After “amazing” success in UK and international schools, schoolgirls in Afghanistan have now been pictured using his creation – months after the Taliban placed strict limits on female education.

“The powerful thing for me is they’re watching this TV screen and it has got (Afghan) Buddy Box on it and I created that,” Mr Hill told the PA news agency.

“It’s making a difference. It’s changing people’s lives. Through the power of the internet, it’s gone everywhere and it’s been fantastic.”

The Taliban have barred girls from attending secondary schools in Afghanistan, and other changes to education for girls are expected, but Mr Hill has been collaborating with organisations to provide online learning.

The Afghan Buddy Box is a free digital resource available online for anyone to use, through a downloadable link or via an email.

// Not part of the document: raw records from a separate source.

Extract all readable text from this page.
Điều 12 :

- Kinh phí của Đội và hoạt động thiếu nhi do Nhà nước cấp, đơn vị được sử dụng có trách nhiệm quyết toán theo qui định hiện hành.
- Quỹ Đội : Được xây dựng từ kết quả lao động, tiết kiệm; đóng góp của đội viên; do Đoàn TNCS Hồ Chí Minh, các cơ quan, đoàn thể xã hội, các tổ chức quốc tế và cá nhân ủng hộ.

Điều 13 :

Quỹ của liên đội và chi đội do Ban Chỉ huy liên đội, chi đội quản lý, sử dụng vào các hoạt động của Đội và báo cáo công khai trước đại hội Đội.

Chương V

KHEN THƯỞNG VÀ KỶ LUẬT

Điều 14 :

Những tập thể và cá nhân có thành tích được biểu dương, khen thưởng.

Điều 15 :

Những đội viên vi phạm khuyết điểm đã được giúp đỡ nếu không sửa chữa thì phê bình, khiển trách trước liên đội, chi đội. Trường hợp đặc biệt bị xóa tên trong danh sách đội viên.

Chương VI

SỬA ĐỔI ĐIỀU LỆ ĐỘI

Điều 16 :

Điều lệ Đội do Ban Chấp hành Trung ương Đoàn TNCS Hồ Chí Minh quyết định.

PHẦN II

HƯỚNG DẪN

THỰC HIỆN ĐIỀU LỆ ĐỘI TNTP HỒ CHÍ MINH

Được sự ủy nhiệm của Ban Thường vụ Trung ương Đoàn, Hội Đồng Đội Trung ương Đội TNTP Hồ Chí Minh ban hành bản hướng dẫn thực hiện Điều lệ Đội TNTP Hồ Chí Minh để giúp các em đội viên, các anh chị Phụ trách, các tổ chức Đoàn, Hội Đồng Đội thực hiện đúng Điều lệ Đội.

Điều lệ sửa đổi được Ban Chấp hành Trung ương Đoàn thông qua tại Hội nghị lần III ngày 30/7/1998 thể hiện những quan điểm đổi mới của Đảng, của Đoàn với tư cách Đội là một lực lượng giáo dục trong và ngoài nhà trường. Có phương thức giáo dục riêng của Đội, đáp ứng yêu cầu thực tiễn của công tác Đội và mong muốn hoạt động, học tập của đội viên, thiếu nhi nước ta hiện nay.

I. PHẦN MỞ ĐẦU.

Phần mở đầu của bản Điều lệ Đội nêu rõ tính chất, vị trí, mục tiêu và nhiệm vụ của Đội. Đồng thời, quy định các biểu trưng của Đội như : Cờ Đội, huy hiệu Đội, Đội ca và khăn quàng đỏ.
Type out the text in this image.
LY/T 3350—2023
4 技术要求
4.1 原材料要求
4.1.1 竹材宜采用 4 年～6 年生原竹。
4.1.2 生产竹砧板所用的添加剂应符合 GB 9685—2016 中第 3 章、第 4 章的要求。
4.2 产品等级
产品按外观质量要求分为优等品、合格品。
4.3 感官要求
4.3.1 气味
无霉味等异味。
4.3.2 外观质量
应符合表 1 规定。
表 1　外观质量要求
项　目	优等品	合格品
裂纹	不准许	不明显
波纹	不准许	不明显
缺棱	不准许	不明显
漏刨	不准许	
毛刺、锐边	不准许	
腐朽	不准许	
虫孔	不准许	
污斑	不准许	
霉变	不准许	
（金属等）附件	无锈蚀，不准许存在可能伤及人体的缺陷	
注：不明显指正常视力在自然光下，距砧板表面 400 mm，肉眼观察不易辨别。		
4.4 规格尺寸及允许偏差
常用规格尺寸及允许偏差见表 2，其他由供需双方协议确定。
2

It makes use of text, pictures and audio to translate Dari and Pashto to English, and vice versa.

It now also includes virtual teachers, who have been created using artificial intelligence, and subjects including English, maths, geography and science.

Veteran Mark Hill makes Afghan ‘buddy boxes’ to help refugees in UK schools (Mark Hill/PA)

Afghan Buddy Box is being used up to twice a week, across multiple classes, and so far the programme has helped 40 girls in Afghanistan – but this number is expected to rise.

Mr Hill said the feedback for the scheme had been “amazing”, including at schools in the UK that are educating Afghan children.

“I was in a school last week, in Bradford, and wow – the children there were giggling, smiling, laughing, they were totally engaged,” Mr Hill said.

“The teachers haven’t seen them like that. For me, that was the magic of all the hard work I’ve put into this.”

The Buddy Box project was originally created in 2018 and has helped pupils across Europe and in Abu Dhabi.

Mr Hill came up with the idea after he visited a school in North Yorkshire and met four refugee children, three of them Syrian and one Iraqi.

He spoke to the children in Arabic and noticed that “instantly the kids had beaming smiles”.

So he created Buddy Box, which was in the form of a cardboard box with flashcards translating Arabic to English for Syrian and Iraqi refugees.

The original Buddy Box scheme in 2018 was designed to help refugees to learn English (Mark Hill)

“(My next goal) is to get Afghan Buddy Box into other countries around the world and the number one country I’m looking at at the moment is America, because they’ve taken on quite a few Afghan families,” Mr Hill added.

“My mind is now thinking of Africa and the subcontinent – countries where I think (Afghan) Buddy Box could help others develop through education.”